Monday, August 11, 2008

Sorted

I don't think I remember meeting more than one or two Americans who admitted voting for Bush the first time around. That's fair enough; the travelling Americans I see are likely to be more liberal minded (for a start, they have passports). What was odd in the last presidential election, is that many Democrats said they didn't even know any Republican voters.

This conundrum is explained by The Big Sort, whose premise is that Americans are choosing to move in order to live with others who share their views on life. Indeed, they will move out of one county and into another to be near the right flavour of church. This behaviour is apparently accelerating to create large echo chambers of similar thinking - and in American political terms large areas that are entirely red, or entirely blue. This is quite different from only a few decades ago.

Evangelical, small government, anti-abortion, rural, Republican go together to form one side of the tracks, with less religious, interventionist, pro-choice, urban Democrats make the other side. Politics of place and belief. Race is a divisional issue too, but the Big Sort is above and beyond that.

And the internet is gladly helping people to keep the separate together. Similar peer groups can meet in person, or in virtual space. Indeed it's now easier than ever to get to boundless sources of information that will never tell you anything you don't want to know.

While all this is understandable, as a Londoner (and I think for many city dwellers), some of this is odd. I don't know the political or spiritual leanings of my neighbours. And even if I thought I did, very few people's views all slot into one tidy party manifesto. As long as they belong to a similar class and are convivial, most English people don't care much about their neighbours beliefs. But inevitably trends in the US will find some reflection worldwide.

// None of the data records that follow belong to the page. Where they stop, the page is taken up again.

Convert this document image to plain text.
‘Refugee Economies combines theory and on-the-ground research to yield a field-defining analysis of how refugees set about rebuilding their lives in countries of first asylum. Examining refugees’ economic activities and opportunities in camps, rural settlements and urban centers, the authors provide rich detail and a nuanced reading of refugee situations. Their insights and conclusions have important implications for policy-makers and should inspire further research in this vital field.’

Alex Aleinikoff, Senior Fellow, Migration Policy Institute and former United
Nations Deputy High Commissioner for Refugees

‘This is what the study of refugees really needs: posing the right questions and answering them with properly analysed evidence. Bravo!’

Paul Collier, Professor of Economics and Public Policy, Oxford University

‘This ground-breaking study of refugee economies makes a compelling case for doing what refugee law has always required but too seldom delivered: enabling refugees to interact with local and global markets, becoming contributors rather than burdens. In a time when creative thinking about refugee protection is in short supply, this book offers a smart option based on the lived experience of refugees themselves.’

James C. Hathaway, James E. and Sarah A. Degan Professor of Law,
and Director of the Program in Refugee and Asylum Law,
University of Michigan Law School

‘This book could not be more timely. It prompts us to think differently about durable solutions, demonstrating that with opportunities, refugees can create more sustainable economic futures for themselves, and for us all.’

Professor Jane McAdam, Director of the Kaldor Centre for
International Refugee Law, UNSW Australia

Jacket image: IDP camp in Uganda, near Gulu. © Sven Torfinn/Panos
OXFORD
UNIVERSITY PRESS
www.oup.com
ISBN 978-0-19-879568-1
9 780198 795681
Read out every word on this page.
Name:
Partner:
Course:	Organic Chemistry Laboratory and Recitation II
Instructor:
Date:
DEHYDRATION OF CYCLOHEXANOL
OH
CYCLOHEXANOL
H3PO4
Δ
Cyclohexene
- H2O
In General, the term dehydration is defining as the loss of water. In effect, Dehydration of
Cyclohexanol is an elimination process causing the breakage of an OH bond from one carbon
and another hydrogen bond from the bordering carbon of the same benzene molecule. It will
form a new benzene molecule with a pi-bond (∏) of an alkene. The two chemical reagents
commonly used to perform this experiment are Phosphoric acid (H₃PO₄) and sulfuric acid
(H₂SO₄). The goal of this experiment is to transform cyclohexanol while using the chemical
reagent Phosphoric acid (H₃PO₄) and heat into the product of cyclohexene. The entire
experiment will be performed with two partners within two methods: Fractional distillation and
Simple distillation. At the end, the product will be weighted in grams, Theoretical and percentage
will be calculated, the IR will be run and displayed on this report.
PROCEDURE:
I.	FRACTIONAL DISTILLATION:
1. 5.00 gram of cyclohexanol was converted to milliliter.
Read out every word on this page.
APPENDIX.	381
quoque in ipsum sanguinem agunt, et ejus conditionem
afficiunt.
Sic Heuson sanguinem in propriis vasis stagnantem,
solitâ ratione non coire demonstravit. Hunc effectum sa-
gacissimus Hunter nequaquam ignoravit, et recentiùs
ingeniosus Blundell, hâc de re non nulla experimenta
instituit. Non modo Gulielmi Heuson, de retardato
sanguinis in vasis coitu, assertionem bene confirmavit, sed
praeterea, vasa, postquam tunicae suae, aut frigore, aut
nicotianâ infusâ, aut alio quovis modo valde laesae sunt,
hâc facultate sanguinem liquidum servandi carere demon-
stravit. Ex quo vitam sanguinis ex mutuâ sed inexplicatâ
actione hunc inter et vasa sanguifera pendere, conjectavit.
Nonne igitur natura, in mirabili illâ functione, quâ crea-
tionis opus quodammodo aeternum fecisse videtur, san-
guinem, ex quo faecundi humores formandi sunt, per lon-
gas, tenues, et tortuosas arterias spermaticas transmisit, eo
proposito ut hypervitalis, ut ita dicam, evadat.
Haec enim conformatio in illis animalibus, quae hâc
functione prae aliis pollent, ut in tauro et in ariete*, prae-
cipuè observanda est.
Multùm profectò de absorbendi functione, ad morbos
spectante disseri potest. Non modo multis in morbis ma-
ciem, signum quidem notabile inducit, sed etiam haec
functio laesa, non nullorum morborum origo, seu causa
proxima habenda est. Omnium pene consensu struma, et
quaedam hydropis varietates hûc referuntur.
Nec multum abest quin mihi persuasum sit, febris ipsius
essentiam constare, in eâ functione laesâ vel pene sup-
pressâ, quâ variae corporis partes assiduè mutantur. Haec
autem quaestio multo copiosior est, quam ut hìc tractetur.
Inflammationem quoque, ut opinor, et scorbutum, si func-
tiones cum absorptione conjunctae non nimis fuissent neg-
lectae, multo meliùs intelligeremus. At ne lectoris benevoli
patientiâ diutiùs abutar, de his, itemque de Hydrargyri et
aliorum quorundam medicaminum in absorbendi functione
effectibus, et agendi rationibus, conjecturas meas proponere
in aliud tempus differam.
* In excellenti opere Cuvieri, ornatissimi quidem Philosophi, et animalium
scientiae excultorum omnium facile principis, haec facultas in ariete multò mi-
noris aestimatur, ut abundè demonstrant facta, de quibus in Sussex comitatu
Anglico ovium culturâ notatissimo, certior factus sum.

How much does the Big Sort matter?

The (fairly small) thinking part of the far right like to state that "kinship" groups are a natural societal boundary, so would find favour with Big Sort behaviour. One obvious problem with this is that kinship groups are a fixture from human evolution. Yet man uses his big brain to think beyond that. For example, it would be difficult to build a moon mission with just your extended family, and maybe a few mates from down the road.

Trying to devolve towards self similar groups probably does promote social cohesion. But it surely would arrest human progress as a result. The way Harry Lime put it in The Third man, peace and love will get you as far as the cuckoo clock. This is probably not an option for the Western world.